Though the opera is rather long (three acts in close to three hours), its exuberant cast has grabbed hold of the work’s larger-than-life and very British, Victorian-era characters with great comic flair. The show spins the story of a most unusual choice of a virginal May Queen for the May Day Festival held annually in the provincial town of Loxford, England, circa 1900.
Overseeing the choice of May Queen is the wealthy, self-important Lady Billows (Whitney Morrison) and her frazzled, overworked housekeeper Florence Pike (Alissa Anderson), who has been charged with researching what must be the impeccable moral status of the many candidates for the honor. The title comes with an elaborate celebration dinner, as well as a financial prize.
As it happens, not a single young woman in the town meets the standards, so Lady Billows agrees to the quite radical suggestion of Superintendent Budd (Wilbur Purley) that a May King might be chosen instead.
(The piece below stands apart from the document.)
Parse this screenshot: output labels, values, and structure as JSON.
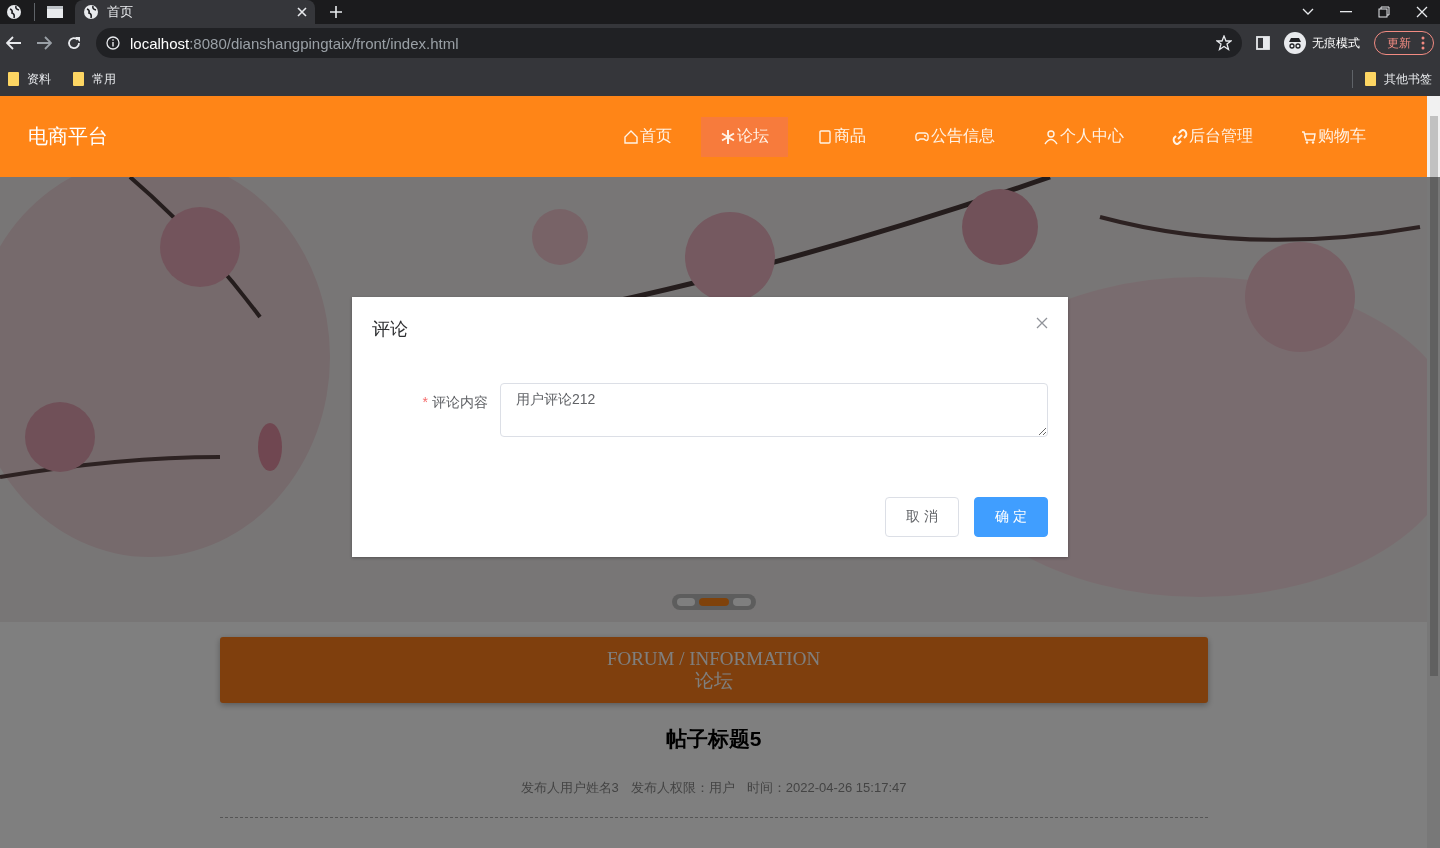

Her team of male judges (deftly played by Bill McMurry as the town vicar, along with Justin Berkowitz as the mayor) decide to tap the local shopkeeper, Albert Herring (Miles Mykkanen), as the only viable candidate.
A true fish out water, Albert is the totally repressed and morally spotless son of the grocery store’s owner, Mrs. Herring (Leah Dexter), an overbearing widow. And much to his dismay, and horror, Albert is informed of the “honor” that is to be bestowed upon him.
Meanwhile, Sid, the shop’s socially adept young butcher (played ideally by Vince Wallace), woos his pretty girlfriend, Nancy (in a lively, warm-hearted turn by Vern Akama-Makia), while Albert watches from a distance. As he observes the pair — and feels mortified by his new title — he becomes increasingly aware of how he has been totally repressed by his mother.
It is at the May Day banquet that Albert’s pouch of prize money and an infusion of rum into his lemonade finally embolden him to head out into the world and have some fun. His uncharacteristic disappearance that night spurs great fear in those who led the festival, but as it turns out, it was the evening of Albert’s great liberation.
Throughout, British tropes of class status and hypocritical moral prudishness are at play. So is the potency of alcohol. And a trio of pre-teens (winningly played by Boya Wei, Corinne Costell and Casey Lyons) suggests how innocents observe the behavior of the adults around them.
Finally, of particular note is Irena Hadzi-Dordevic’s rose-hued set that very cleverly shifts from Lady Billows’ posh living room to the Herring grocery store to an elaborate banquet room.
Meanwhile, be sure to take note of COT’s next production, “The Life and Death(s) of Alan Turing” (running March 23-25 at the Harris Theater). With music by Justine F. Chen and a libretto by David Simpatico, the opera captures the tragic life of Turing (1912-1954), a genius and pioneering computer scientist whose work helped save England from Nazi U-boats during World War II, but whose homosexuality led to forced chemical castration and what might have been suicide.
The last of the three performances of “Albert Herring” is at 3 p.m. Sunday, Jan. 29, at the Athenaeum Center for Thought and Culture, 2936 N. Southport Ave. For tickets, visit chicagooperatheater.org.